NYT on RFID
The New York Times has a piece on RFID tags. It's basic, but worth reading as a milestone - the technology is starting to enter the public eye. These RFID tags will have unique serial numbers - every RFID-tagged item you purchase will be uniquely different from every other nearly-identical item, enabling it to be identified and associated with you long after the purchase. And no, microwaving will generally not destroy the tags, and no, most items won't be microwaveable anyway. Try to microwave your couch.
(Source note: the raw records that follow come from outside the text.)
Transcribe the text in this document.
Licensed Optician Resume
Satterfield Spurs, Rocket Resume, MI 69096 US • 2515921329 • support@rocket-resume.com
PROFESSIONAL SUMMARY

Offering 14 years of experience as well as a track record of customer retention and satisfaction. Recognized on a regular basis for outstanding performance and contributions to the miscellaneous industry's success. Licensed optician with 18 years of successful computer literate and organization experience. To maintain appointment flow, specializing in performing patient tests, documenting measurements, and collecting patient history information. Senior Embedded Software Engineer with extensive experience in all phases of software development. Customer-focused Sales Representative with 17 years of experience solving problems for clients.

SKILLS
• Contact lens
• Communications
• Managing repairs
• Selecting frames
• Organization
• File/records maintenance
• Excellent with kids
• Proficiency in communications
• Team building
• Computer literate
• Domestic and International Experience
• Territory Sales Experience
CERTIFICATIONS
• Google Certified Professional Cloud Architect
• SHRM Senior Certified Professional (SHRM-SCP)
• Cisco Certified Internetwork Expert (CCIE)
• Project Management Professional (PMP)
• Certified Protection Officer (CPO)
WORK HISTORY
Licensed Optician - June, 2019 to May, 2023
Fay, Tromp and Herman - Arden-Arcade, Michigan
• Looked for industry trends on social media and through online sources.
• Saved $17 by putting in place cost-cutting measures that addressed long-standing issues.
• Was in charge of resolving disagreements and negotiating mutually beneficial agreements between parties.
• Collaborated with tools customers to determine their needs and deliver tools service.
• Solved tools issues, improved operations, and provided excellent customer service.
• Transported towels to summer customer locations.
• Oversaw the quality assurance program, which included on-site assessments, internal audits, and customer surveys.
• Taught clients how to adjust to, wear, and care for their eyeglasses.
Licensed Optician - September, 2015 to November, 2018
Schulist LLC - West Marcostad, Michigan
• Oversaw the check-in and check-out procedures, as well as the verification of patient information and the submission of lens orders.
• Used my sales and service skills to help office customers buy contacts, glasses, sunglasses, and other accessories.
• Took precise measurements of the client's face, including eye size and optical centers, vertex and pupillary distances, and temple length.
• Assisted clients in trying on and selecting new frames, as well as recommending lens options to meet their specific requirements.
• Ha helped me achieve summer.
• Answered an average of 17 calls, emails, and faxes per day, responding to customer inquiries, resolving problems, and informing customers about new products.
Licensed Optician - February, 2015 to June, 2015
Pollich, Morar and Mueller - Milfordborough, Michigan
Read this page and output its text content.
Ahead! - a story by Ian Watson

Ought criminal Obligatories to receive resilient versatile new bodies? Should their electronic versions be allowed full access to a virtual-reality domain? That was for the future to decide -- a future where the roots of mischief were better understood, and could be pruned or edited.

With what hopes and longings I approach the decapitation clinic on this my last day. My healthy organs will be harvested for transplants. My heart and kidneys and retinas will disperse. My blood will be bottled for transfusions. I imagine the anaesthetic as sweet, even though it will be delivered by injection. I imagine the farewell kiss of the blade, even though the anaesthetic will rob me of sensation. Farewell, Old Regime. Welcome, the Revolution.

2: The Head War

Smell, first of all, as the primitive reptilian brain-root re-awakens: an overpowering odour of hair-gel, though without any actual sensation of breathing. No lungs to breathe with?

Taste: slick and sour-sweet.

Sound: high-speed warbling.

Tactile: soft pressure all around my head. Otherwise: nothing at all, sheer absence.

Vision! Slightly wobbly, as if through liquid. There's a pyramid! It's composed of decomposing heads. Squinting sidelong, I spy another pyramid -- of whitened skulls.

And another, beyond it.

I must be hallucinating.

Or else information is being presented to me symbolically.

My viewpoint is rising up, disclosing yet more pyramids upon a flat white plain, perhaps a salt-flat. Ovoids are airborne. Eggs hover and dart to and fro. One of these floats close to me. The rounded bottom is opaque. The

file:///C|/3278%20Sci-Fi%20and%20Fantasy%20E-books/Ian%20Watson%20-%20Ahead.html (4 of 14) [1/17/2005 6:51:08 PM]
You don't have to disable RFID tags to screw with the data collection and tracking systems. If you are able to find and collect RFID tags you can carry them around with you wherever you go. Imagine having three or four car RFID tags on you as well as about a hundred refridgerator RFID tags. Dumpster diving for RFID tags would be great fun. You'd have tags from stuff that never really led back to you and would confuse the hell out of anyone trying to make sense of the history of the items. You could do things like remove all of the RFID tags from your clothes and keep only one RFID tag in your wallet that was from a pair of underwear. If anyone looked at the data they'd think some guy in the same pair of underwear he's been wearing for weeks is walking around carrying a few cars and a bunch of Refridgerators.
This would be much more fun than filling our frequent shopper cards with bogus information or completing surveys with ridiculous answers.